An iterative improvement pattern:

  1. Agent generates a response
  2. A critic evaluates the response
  3. Agent refines based on feedback
  4. Repeat until quality threshold is met

Separates planning from execution entirely:

  1. Planner creates a full execution plan with all tool calls
  2. Worker executes all tool calls in parallel
  3. Solver synthesizes results into a final answer

When a single agent isn’t enough, you can compose multiple agents:

A manager agent delegates subtasks to specialist agents. Each specialist is wrapped as a tool the manager can call.

flowchart TD
    T[🎯 Triage Agent\nManager] --> B[💰 Billing Agent]
    T --> Tech[🔧 Technical Agent]
    T --> R[📦 Returns Agent]
    B --> Tools1[(Order DB)]
    Tech --> Tools2[(Product KB)]
    R --> Tools3[(Shipping API)]

Agents dynamically hand off control based on the conversation flow. No central coordinator, agents decide when to transfer.

Agents are connected in a directed graph with explicit edges defining the flow. The GraphBuilder class in Strands makes this easy.

A predefined sequence of agent steps. Each agent performs its role and passes results to the next.

MCP is an open standard that lets agents discover and use tools from any MCP-compatible server. Think of it as “USB for AI tools”. Plug in any server, and the agent can use its tools.

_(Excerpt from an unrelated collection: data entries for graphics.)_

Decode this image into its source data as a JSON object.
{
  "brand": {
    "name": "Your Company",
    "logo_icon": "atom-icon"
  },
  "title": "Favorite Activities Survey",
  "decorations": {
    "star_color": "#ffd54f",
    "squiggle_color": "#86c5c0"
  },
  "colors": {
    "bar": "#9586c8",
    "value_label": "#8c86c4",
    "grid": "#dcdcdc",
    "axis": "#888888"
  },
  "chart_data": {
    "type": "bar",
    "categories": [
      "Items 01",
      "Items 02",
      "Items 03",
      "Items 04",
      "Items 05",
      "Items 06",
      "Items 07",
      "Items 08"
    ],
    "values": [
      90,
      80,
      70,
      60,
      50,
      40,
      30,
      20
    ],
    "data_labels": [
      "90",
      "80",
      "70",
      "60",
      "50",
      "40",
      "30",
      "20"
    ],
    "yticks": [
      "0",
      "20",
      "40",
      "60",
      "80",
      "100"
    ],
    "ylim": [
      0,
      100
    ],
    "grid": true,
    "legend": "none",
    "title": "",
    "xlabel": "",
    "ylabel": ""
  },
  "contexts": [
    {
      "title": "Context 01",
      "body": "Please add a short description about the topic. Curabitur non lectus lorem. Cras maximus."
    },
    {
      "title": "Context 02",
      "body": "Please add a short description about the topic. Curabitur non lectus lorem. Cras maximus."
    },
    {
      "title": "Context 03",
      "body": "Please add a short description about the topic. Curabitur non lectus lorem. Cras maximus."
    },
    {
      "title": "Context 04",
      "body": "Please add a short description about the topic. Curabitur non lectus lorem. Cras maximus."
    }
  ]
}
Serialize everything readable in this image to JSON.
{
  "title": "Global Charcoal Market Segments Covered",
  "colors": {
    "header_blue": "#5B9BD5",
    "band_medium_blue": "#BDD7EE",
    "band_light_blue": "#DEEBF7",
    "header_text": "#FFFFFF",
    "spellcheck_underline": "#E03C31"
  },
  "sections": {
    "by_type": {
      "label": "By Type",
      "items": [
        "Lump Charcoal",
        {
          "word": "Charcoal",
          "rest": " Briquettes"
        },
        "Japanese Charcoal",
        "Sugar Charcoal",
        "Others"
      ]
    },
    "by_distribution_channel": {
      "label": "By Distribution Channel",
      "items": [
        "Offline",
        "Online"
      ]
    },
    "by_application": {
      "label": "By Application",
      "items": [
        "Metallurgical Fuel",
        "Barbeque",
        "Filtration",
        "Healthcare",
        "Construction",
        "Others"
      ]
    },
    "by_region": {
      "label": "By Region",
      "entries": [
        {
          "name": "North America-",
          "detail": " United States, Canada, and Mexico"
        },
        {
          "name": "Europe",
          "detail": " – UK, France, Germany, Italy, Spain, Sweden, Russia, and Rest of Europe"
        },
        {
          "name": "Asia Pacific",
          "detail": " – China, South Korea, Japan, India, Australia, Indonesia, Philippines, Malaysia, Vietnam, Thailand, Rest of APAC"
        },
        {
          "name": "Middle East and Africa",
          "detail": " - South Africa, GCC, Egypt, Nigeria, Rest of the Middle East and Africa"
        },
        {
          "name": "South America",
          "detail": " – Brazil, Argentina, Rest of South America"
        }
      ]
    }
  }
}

from strands.tools.mcp import MCPClient
# Connect to any MCP server
mcp_client = MCPClient(server_params)
tools = mcp_client.list_tools() # Discover available tools

A modular approach to agent capabilities. Each skill is a folder with a SKILL.md file containing:

  • Frontmatter: Name, description (lightweight, always loaded)
  • Body: Full instructions (loaded on demand when the skill is needed)

This keeps the context window lean, hundreds of skills can be registered while only loading what’s needed.

Managing the context window efficiently across multiple levels:

  • L1 (Active): System prompt + current conversation (always in context)
  • L2 (On-demand): Skills, FAQ, policies (loaded via tool calls)
  • L3 (External): Databases, APIs, knowledge bases (accessed through tools)

Testing agents is fundamentally different from testing traditional software because agents make non-deterministic decisions. Key evaluation dimensions:

  • Task Completion: Did the agent solve the problem?
  • Tool Selection: Did it use the right tools?
  • Reasoning Quality: Was the reasoning logical?
  • Safety: Did it avoid harmful outputs?
  • Efficiency: How many steps/tokens did it use?

Production agents need deep observability:

  • Traces: End-to-end request traces (OpenTelemetry)
  • Spans: Individual model calls, tool calls, agent handoffs
  • Metrics: Latency, token usage, error rates
  • Logs: Reasoning steps, tool inputs/outputs

In this workshop, you’ll build SupportBot, a multi-agent customer support system that demonstrates all these concepts:

  1. Single agent with a system prompt (Module 1)
  2. Custom tools + MCP server (Module 2)
  3. Memory and context management (Module 3)
  4. Multi-agent triage system (Module 4)
  5. Evals, safety, and observability (Module 5)
  6. Deploy to AWS AgentCore (Module 6)

Each module builds on the previous one, so by the end you’ll have a production-ready agentic system.